The title of this post represents a conundrum that I have been grappling with. How do I as a professional photographer live out the low tech lifestyle I so desire while continuing to make a living doing what I love? As a professional who is required to stay up to date on the latest technology and become a master of them, is it even possible for me to live a low tech lifestyle? I don't really know, but I'm trying.
Do you ever get the feeling that you're spending way too much time online or plugged in to this device or that device? That your eyes are about ready to pop out of your head? That by constantly being connected to digital technology you are becoming depressed? You can't live without checking Facebook for more than a day can you? Go on, admit it. You are addicted to technology and the false sense of importance it brings to your life.
There, I said it. We are addicted to a false sense of importance. I know I may be pissing a lot of you off and I understand. I'm guilty of technology addiction and revel in the false sense of importance I get from it. Hell, even as I write this on my Macbook Pro I'm listening to Pandora on my Ipad while doing a hardware test and software reinstall on my Mac Pro Tower. The latter is making me increasingly unhappy and angry. Yet, I must do it right? I run all of my photo processing software off of my Mac Pro. It contains the archive hierarchy of the last 9 years of photographs and video. It contains my sales lists and contact database. It's the brain behind Ryan Smith Photography. Without it, I'm operating on less than 50%.

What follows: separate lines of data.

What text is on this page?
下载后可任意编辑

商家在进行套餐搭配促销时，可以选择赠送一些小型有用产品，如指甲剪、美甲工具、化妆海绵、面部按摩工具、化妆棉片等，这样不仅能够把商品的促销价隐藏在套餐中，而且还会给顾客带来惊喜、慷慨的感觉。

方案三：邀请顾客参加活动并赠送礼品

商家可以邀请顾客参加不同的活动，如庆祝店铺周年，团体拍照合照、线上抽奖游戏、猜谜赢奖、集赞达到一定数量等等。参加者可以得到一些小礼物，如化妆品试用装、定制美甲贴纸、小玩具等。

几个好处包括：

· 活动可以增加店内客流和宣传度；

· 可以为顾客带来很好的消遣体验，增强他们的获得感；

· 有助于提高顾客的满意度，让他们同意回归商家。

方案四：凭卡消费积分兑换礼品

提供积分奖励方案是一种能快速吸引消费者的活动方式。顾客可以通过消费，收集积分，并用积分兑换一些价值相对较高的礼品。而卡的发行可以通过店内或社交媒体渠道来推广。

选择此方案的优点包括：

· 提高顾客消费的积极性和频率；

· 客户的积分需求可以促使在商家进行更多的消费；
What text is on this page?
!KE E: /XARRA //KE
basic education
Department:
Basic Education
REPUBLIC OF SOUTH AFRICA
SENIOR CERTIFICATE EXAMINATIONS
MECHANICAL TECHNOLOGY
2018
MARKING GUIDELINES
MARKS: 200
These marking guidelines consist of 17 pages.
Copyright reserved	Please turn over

Wait. Less than 50%. I thought I was a photographer, not a computer tech. Well, as the industry would have it, we photographers must be masters of digital technology. Otherwise, the guy with the camera and infinite knowledge of algorithms and digital manipulation gets the job. I'm exaggerating a bit here, but not by much.
I should mention that I love technology. It fascinates me and excites me. Every day there are technological advances that make new things possible. I love discovering new uses for these technologies and learning the discoveries of others. There are exponentially increasing methods of capturing and sharing images. In fact, the ways seem limitless. There is no greater time in history to be an image maker. We have infinite options.
But . . .
What about the other aspects of life that make us happy? What about the relationships that enrich our lives? What about the real world experiences that contribute to our well being and understanding of the world around us? We can't live our lives in front of computer screens or attached to our cell phones and expect to truly live. What are you missing when your head is buried in your cell phone? What kinds of real interactions with friends are you missing when you're trolling through your Facebook news feed?

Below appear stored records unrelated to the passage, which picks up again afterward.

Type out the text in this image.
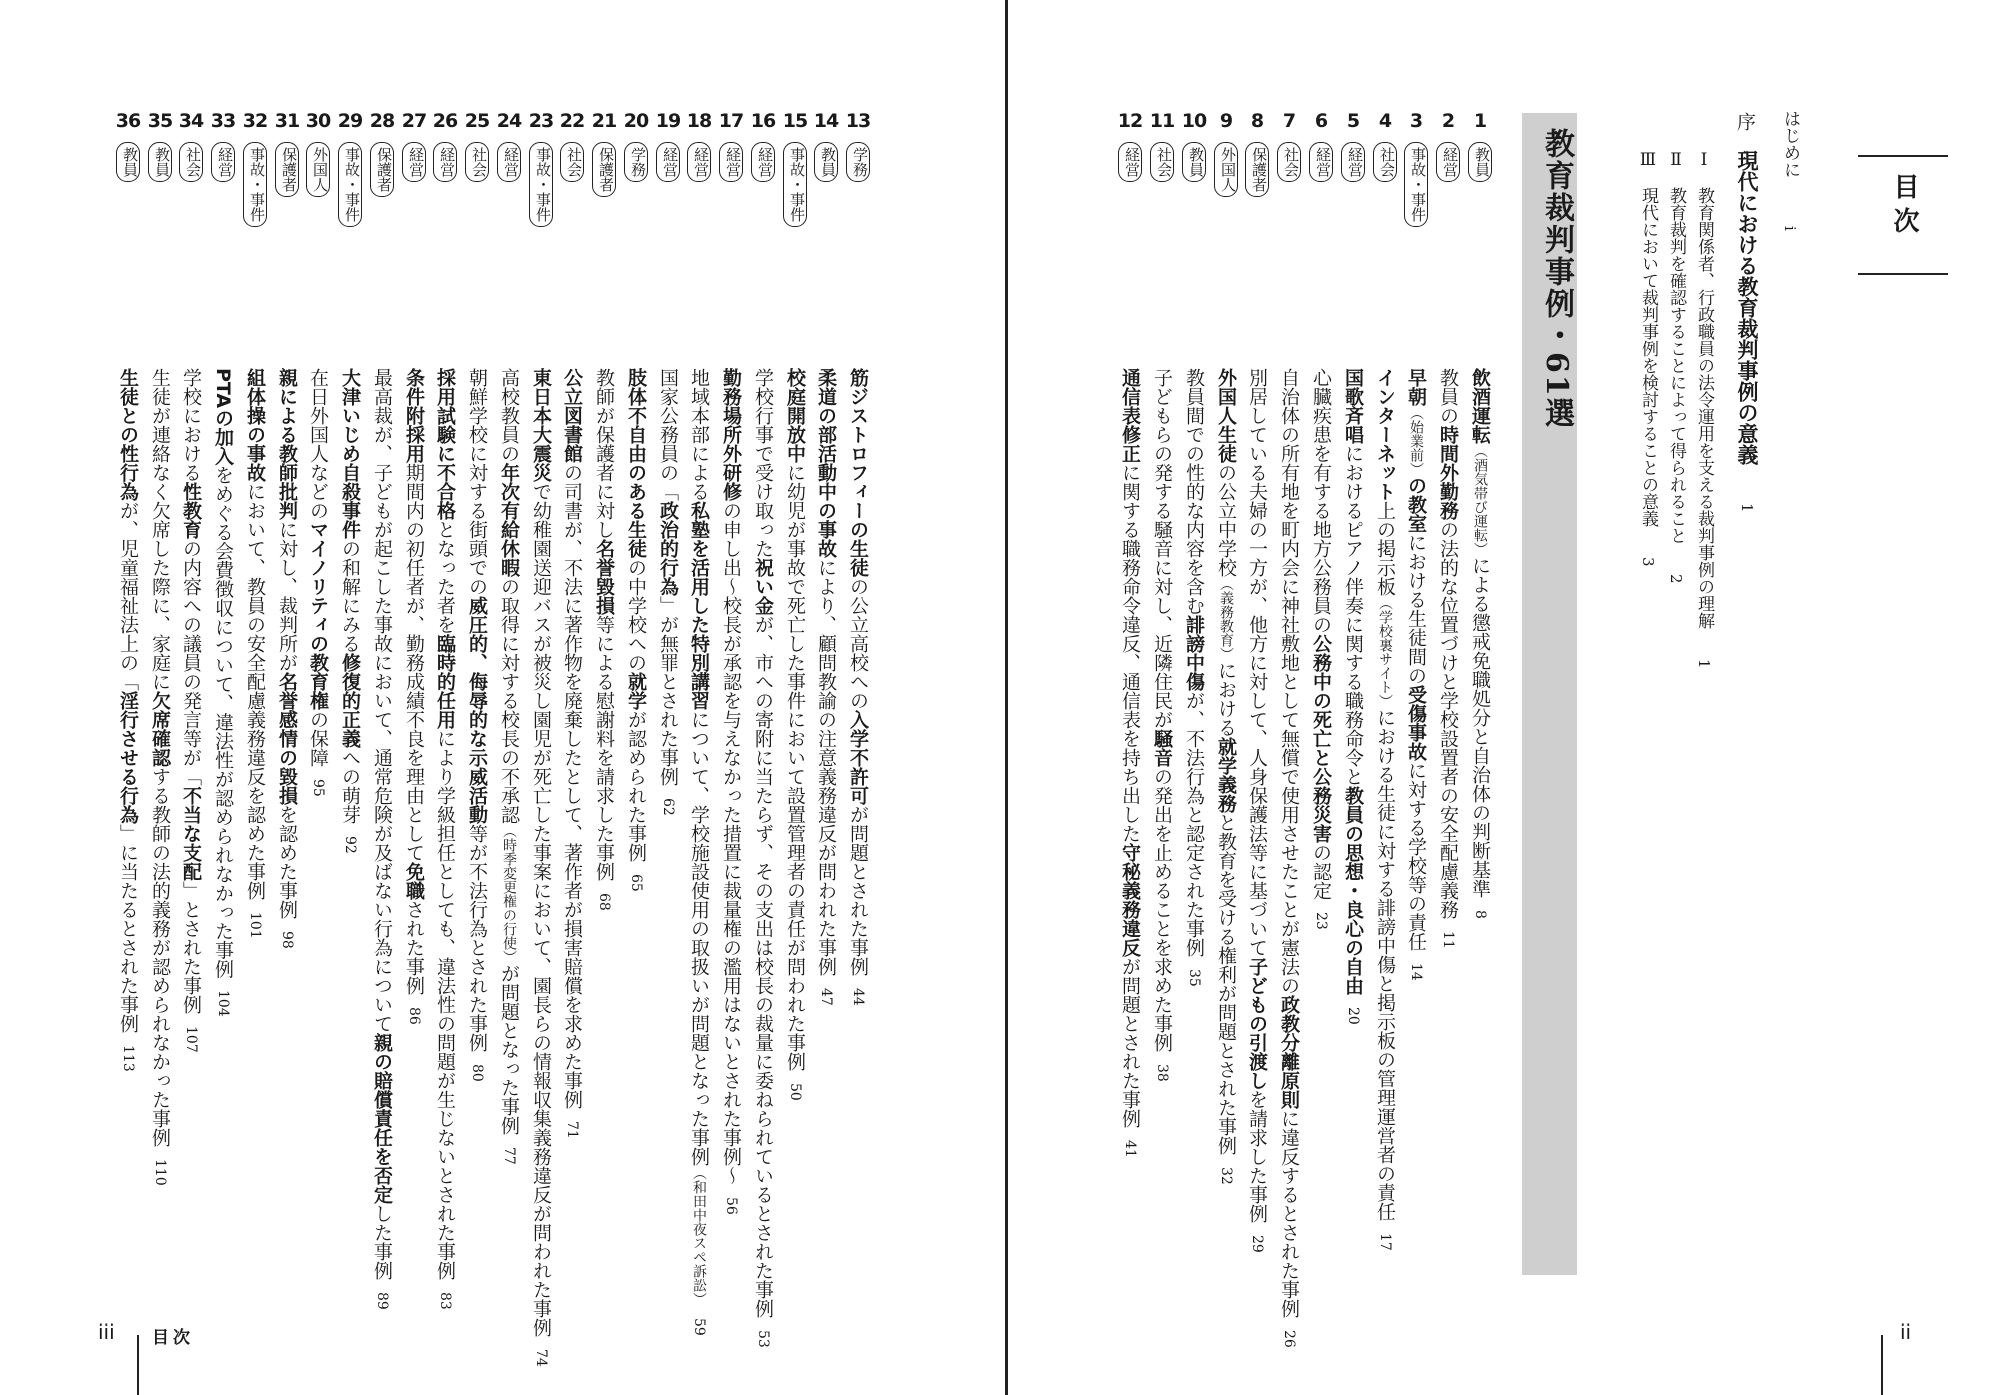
目次
はじめにi
序
現代における教育裁判事例の意義1
Ⅰ　教育関係者、行政職員の法令運用を支える裁判事例の理解1
Ⅱ　教育裁判を確認することによって得られること2
Ⅲ　現代において裁判事例を検討することの意義3
教育裁判事例・61選
1
教員
飲酒運転（酒気帯び運転）による懲戒免職処分と自治体の判断基準8
2
経営
教員の時間外勤務の法的な位置づけと学校設置者の安全配慮義務11
3
事故・事件
早朝（始業前）の教室における生徒間の受傷事故に対する学校等の責任14
4
社会
インターネット上の掲示板（学校裏サイト）における生徒に対する誹謗中傷と掲示板の管理運営者の責任17
5
経営
国歌斉唱におけるピアノ伴奏に関する職務命令と教員の思想・良心の自由20
6
経営
心臓疾患を有する地方公務員の公務中の死亡と公務災害の認定23
7
社会
自治体の所有地を町内会に神社敷地として無償で使用させたことが憲法の政教分離原則に違反するとされた事例26
8
保護者
別居している夫婦の一方が、他方に対して、人身保護法等に基づいて子どもの引渡しを請求した事例29
9
外国人
外国人生徒の公立中学校（義務教育）における就学義務と教育を受ける権利が問題とされた事例32
10
教員
教員間での性的な内容を含む誹謗中傷が、不法行為と認定された事例35
11
社会
子どもらの発する騒音に対し、近隣住民が騒音の発出を止めることを求めた事例38
12
経営
通信表修正に関する職務命令違反、通信表を持ち出した守秘義務違反が問題とされた事例41
13
学務
筋ジストロフィーの生徒の公立高校への入学不許可が問題とされた事例44
14
教員
柔道の部活動中の事故により、顧問教諭の注意義務違反が問われた事例47
15
事故・事件
校庭開放中に幼児が事故で死亡した事件において設置管理者の責任が問われた事例50
16
経営
学校行事で受け取った祝い金が、市への寄附に当たらず、その支出は校長の裁量に委ねられているとされた事例53
17
経営
勤務場所外研修の申し出～校長が承認を与えなかった措置に裁量権の濫用はないとされた事例～56
18
経営
地域本部による私塾を活用した特別講習について、学校施設使用の取扱いが問題となった事例（和田中夜スペ訴訟）59
19
経営
国家公務員の「政治的行為」が無罪とされた事例62
20
学務
肢体不自由のある生徒の中学校への就学が認められた事例65
21
保護者
教師が保護者に対し名誉毀損等による慰謝料を請求した事例68
22
社会
公立図書館の司書が、不法に著作物を廃棄したとして、著作者が損害賠償を求めた事例71
23
事故・事件
東日本大震災で幼稚園送迎バスが被災し園児が死亡した事案において、園長らの情報収集義務違反が問われた事例74
24
経営
高校教員の年次有給休暇の取得に対する校長の不承認（時季変更権の行使）が問題となった事例77
25
社会
朝鮮学校に対する街頭での威圧的、侮辱的な示威活動等が不法行為とされた事例80
26
経営
採用試験に不合格となった者を臨時的任用により学級担任としても、違法性の問題が生じないとされた事例83
27
経営
条件附採用期間内の初任者が、勤務成績不良を理由として免職された事例86
28
保護者
最高裁が、子どもが起こした事故において、通常危険が及ばない行為について親の賠償責任を否定した事例89
29
事故・事件
大津いじめ自殺事件の和解にみる修復的正義への萌芽92
30
外国人
在日外国人などのマイノリティの教育権の保障95
31
保護者
親による教師批判に対し、裁判所が名誉感情の毀損を認めた事例98
32
事故・事件
組体操の事故において、教員の安全配慮義務違反を認めた事例101
33
経営
PTAの加入をめぐる会費徴収について、違法性が認められなかった事例104
34
社会
学校における性教育の内容への議員の発言等が「不当な支配」とされた事例107
35
教員
生徒が連絡なく欠席した際に、家庭に欠席確認する教師の法的義務が認められなかった事例110
36
教員
生徒との性行為が、児童福祉法上の「淫行させる行為」に当たるとされた事例113
iii 目次	ii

I say, let's wake the fuck up and live. Yeah, I might have to be plugged in throughout most of the week to do my job, but I don't have to be connected every minute of every day. I work efficiently. In fact, I pride myself on being efficient when I'm at my desk. I will get as much done and learn as much as possible about technology in the allotted time I have at my desk. The rest of the time is for me and my family.

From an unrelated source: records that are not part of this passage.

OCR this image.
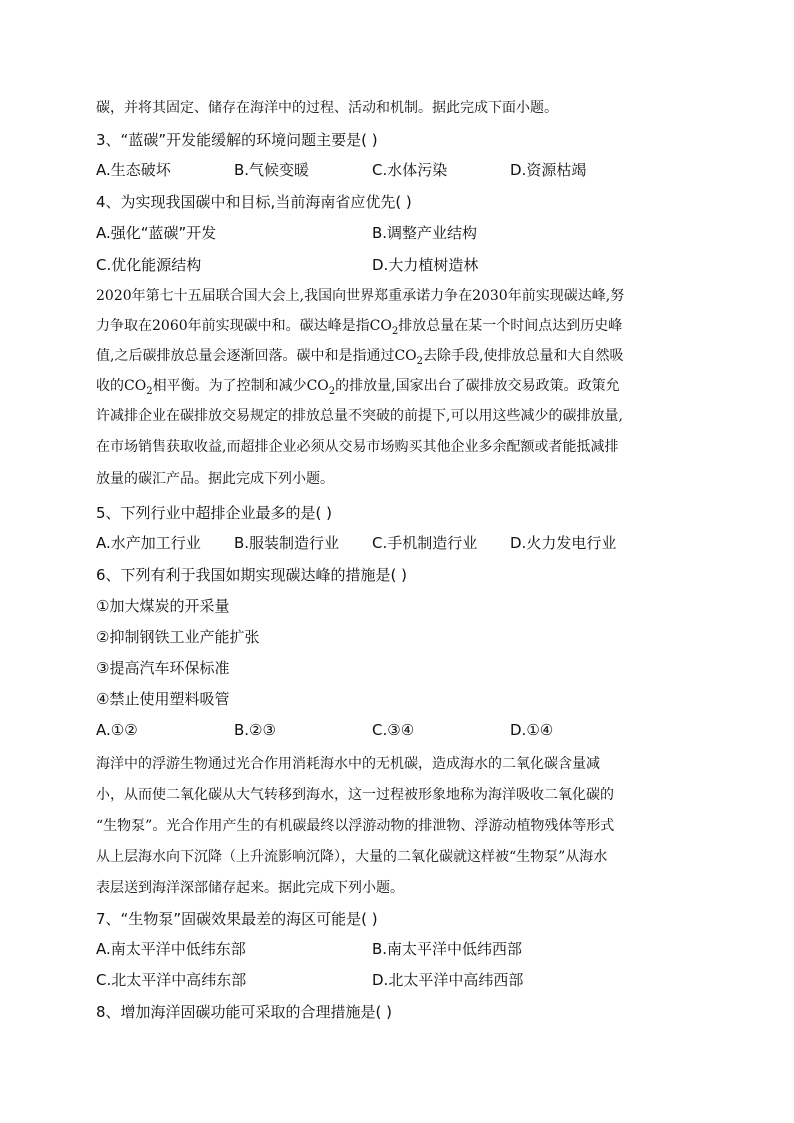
碳，并将其固定、储存在海洋中的过程、活动和机制。据此完成下面小题。
3、“蓝碳”开发能缓解的环境问题主要是( )
A.生态破坏	B.气候变暖	C.水体污染	D.资源枯竭
4、为实现我国碳中和目标,当前海南省应优先( )
A.强化“蓝碳”开发	B.调整产业结构
C.优化能源结构	D.大力植树造林
2020年第七十五届联合国大会上,我国向世界郑重承诺力争在2030年前实现碳达峰,努
力争取在2060年前实现碳中和。碳达峰是指$CO_2$排放总量在某一个时间点达到历史峰
值,之后碳排放总量会逐渐回落。碳中和是指通过$CO_2$去除手段,使排放总量和大自然吸
收的$CO_2$相平衡。为了控制和减少$CO_2$的排放量,国家出台了碳排放交易政策。政策允
许减排企业在碳排放交易规定的排放总量不突破的前提下,可以用这些减少的碳排放量,
在市场销售获取收益,而超排企业必须从交易市场购买其他企业多余配额或者能抵减排
放量的碳汇产品。据此完成下列小题。
5、下列行业中超排企业最多的是( )
A.水产加工行业 B.服装制造行业 C.手机制造行业 D.火力发电行业
6、下列有利于我国如期实现碳达峰的措施是( )
①加大煤炭的开采量
②抑制钢铁工业产能扩张
③提高汽车环保标准
④禁止使用塑料吸管
A.①②	B.②③	C.③④	D.①④
海洋中的浮游生物通过光合作用消耗海水中的无机碳，造成海水的二氧化碳含量减
小，从而使二氧化碳从大气转移到海水，这一过程被形象地称为海洋吸收二氧化碳的
“生物泵”。光合作用产生的有机碳最终以浮游动物的排泄物、浮游动植物残体等形式
从上层海水向下沉降（上升流影响沉降），大量的二氧化碳就这样被“生物泵”从海水
表层送到海洋深部储存起来。据此完成下列小题。
7、“生物泵”固碳效果最差的海区可能是( )
A.南太平洋中低纬东部	B.南太平洋中低纬西部
C.北太平洋中高纬东部	D.北太平洋中高纬西部
8、增加海洋固碳功能可采取的合理措施是( )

I don't feel guilty for spending a few hours in my garden, experimenting with different growing techniques. I don't feel guilty for taking a 2 hour lunch break and going for a walk with my son and my dog. I don't feel guilty for leaving work early for happy hour with friends.
I do feel guilty when I spend too much time at my computer. I feel like I'm missing something important about life and that my time has not been well spent. Let's get back to actually living. I'll try if you try.